Alfred Hitchcock Quotes
Quotes by and about Alfred Hitchcock
(Continued from his main entry on the site.)
Hitchcock: "To be quite honest, I am not interested in content at all. I don't give a damn what the film is about. I am more interested in how to handle the material to create an emotion in an audience."
[Asked what makes him angry:]
Hitchcock: "Stupidity makes me angry. And you know, certain things in one's work - I hate to see a scene where they're
pouring wine out of the wrong bottle - all those details. It's the details that bother me."
Doris Day [to Hitchcock:] "You're not telling me what to do, and what not to do, and I just feel
like I've been thrown into the ring and left to my own devices. ... If I'm not giving you what you want in a scene-"
Hitchcock: "You'll be the first to know."
David Cronenberg: "Hitchcock was a real showman."
New York Times: "His distinctive style was vigorously visual, always stressing imagery over dialogue and often using silence to increase apprehension."
Francois Truffaut: "Hitchcock is not particularly concerned with teaching or reforming us, but with intriguing, moving, captivating us."
Francois Truffaut: "In Hitchcock's personal form of cinematic storytelling, suspense ... plays an important role. [It is] the dilation of a span of time, the exaggeration of a pause, the emphasis on all that makes our hearts beat a little harder, a little faster."
New York Times: "Detractors accused Mr.
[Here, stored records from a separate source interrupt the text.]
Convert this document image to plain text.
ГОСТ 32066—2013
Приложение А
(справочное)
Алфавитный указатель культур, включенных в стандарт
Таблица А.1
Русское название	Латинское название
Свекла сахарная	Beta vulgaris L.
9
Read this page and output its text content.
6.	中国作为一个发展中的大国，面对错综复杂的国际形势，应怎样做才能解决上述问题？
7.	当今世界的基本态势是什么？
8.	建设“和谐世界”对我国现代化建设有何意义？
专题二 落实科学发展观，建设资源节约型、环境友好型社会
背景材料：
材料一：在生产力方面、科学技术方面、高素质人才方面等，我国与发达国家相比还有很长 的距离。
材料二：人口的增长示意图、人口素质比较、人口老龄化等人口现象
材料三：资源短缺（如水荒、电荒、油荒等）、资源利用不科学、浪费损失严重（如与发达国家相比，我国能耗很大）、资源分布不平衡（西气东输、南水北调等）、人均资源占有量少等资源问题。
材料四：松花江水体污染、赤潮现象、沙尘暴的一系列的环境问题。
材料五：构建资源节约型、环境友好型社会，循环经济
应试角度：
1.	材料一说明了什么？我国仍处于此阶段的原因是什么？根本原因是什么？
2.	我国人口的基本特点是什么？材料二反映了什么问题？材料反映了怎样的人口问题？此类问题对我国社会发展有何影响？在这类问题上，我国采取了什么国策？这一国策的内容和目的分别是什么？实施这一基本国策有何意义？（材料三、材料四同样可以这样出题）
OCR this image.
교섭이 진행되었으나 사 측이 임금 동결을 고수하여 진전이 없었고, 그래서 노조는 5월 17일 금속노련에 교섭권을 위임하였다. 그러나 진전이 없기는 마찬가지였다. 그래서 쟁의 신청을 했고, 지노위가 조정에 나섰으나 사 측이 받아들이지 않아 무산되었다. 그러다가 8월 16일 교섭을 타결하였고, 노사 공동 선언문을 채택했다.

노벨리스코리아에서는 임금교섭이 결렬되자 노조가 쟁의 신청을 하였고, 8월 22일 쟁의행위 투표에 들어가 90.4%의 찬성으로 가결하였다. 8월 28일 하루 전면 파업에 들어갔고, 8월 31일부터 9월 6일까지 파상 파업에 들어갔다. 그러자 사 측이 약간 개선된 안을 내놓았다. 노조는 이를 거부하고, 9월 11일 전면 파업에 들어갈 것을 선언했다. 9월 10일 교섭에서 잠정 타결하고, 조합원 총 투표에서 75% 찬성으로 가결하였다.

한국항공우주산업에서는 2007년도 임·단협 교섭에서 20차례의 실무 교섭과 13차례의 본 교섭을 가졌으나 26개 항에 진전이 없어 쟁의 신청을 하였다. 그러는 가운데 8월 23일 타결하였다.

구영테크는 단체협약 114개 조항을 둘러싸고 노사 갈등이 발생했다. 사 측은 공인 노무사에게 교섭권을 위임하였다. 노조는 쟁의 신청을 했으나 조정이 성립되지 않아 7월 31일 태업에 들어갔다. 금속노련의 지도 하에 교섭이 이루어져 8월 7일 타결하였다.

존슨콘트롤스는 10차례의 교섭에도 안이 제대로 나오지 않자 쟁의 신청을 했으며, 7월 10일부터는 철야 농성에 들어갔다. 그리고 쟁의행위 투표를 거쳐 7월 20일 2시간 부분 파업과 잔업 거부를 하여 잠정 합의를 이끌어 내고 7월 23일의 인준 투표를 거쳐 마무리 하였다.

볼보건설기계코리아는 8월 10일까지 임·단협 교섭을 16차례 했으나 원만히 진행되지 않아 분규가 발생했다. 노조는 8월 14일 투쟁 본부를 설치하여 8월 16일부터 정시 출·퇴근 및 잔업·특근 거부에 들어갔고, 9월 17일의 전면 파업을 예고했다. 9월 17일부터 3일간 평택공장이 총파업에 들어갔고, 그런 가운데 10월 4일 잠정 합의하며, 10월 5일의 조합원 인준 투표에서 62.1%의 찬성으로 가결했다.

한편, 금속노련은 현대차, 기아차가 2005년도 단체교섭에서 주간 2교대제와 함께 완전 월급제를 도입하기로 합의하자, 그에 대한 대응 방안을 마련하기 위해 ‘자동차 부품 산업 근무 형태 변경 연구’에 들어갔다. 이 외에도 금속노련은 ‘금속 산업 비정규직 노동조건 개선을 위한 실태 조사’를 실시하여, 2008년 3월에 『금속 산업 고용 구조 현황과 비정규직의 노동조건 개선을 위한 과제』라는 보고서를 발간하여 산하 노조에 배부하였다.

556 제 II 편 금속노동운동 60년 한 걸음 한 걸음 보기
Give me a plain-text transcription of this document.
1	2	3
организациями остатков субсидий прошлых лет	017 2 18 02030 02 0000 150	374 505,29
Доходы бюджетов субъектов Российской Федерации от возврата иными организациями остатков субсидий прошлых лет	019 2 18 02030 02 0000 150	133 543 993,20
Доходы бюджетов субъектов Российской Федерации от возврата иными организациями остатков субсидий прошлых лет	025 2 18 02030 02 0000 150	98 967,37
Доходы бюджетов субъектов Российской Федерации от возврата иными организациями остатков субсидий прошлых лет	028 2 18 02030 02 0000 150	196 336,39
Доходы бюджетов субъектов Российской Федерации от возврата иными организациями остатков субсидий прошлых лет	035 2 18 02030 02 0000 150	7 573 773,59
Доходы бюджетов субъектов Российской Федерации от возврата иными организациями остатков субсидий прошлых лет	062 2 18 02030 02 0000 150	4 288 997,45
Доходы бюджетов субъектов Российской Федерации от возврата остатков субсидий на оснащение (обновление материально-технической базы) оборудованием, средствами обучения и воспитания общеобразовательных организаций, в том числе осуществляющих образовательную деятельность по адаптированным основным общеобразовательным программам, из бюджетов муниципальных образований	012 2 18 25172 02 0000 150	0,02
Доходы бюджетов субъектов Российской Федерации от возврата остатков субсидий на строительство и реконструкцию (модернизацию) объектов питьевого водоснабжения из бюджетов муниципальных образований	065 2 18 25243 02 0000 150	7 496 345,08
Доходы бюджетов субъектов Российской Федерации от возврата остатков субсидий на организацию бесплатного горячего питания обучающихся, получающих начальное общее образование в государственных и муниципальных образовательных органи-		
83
Hitchcock of relying on slick tricks, illogical story lines and wild coincidences, but he usually did not allow viewers time to ponder implausibilities because of the whiplike speed of his films."
New York Times: "Detractors acknowledged his technical expertise in entertaining, but faulted his films for lacking substance and significance, for moral opportunism and for being cynical, superficial and glib in their views of human nature."
The Times: "He was the great master of shock effects, of lulling audiences into a sense of security before hitting them hardest."
The Times: "Hitchcock was one of the cinema's great psychologists, not so much in his handling of character within his films, but in his handling of his audiences' responses: he seemed, in effect, to direct his audiences far more than he directed his films."
Norman Lloyd: "He [is] really on his toes and aware of any opportunity."